KBR, Jakarta - LSM Migrant Care menganggap Badan Nasional Penempatan dan Perlindungan Tenaga Kerja Indonesia (BNP2TKI) ikut melanggengkan budaya eksploitasi terhadap Tenaga Kerja Indonesia. Padahal badan itu seharusnya berperan menaungi kepentingan TKI
Direktur Eksekutif Migrant Care, Anis Hidayah, merasa BNP2TKI sama sekali tidak mendorong reformasi kesejahteraan TKI. Anis menyampaikan hal ini saat ditemui di gedung Komisi Pemberantasan Korupsi (KPK).
"BNP2TKI melanggengkan apa yang terjadi pada era sebelumnya. Jadi rezim eksploitasi yang berlangsung pada tahun 1986, ketika mulai ditetapkan ada pengelolaan kepulangan TKI itulah dilanjutkan oleh rezin BNP2TKI,” tuding Anis.
Anis menilai bahwa kasus pemerasan TKI ini tidak hanya melibatkan BNP2TKI, tapi juga banyak institusi lain. Anis berharap pihak-pihak ini ditelusuri peran dan kebijakannya.

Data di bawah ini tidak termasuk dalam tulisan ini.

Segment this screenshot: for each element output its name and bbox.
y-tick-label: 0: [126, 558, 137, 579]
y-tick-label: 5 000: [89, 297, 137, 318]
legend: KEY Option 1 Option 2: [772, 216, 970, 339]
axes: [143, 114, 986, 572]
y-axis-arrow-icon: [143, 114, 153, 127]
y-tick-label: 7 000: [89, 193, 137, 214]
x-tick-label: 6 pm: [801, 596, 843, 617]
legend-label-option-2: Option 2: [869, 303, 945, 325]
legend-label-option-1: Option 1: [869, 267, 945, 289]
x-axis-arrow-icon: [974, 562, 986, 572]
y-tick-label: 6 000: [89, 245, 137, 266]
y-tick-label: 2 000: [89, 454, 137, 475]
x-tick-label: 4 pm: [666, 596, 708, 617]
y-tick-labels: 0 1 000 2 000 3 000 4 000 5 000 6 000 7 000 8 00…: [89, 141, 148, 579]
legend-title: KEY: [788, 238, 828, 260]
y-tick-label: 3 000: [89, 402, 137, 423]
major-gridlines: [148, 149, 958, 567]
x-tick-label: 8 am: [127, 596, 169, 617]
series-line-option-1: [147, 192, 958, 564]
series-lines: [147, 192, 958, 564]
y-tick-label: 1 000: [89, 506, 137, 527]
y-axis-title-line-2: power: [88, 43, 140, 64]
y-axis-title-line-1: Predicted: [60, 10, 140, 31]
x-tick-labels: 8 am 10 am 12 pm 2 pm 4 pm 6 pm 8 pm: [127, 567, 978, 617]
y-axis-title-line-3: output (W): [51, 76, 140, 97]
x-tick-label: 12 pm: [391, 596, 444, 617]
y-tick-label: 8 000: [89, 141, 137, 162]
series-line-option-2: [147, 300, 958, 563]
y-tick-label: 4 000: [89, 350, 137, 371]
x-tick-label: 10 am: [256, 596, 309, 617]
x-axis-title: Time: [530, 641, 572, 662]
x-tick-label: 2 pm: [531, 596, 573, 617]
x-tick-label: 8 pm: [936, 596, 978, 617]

"Saya kira melibatkan banyak institusi, karena sejarah pengelolaan terminal TKI juga dikelola oleh banyak pihak. Mulai dari polisi, TNI, Angkasa Pura II. Kemudian APJATI, Kemenakertrans, BNP2TKI," kata Anis.
Menurut Anis, kasus eksploitasi TKI ini sudah terjadi sejak tahun 1986, dengan tingkat kasus pemerasan menimpa hampir setengah dari 800 orang TKI yang tiba setiap harinya. Akan tetapi, kasus eksploitasi TKI ini tidak pernah disentuh ataupun direspon banyak pihak, meskipun Anis mengaku pihak Migrant Care sudah berulang kali berusaha melakukan advokasi.
Anis menghitung ada sekitar 10 modus yang biasa digunakan untuk memeras TKI, mulai dari meminta uang untuk jasa porter, hingga memaksa TKI untuk menukar mata uang asing yang dimilikinya dengan nilai tukar yang rendah.
Migrant Care, Rabu (6/8) siang tadi, datang ke KPK untuk menggabungkan data tentang pemerasan TKI dan data advokasi yang sudah dilakukan Migrant Care. Selain membawa data, Migrant Care dan KPK juga akan mendiskusikan advokasi strategis untuk membongkar praktik korupsi dan kolusi pada prosedur penerimaan TKIke depannya.
Pertemuan antara Migrant Care dan KPK ini merupakan bentuk tindak lanjut dari inspeksi mendadak (sidak) yang dilakukan KPK di Bandara Soekarno-Hatta pada 26 Juli 2014 kemarin.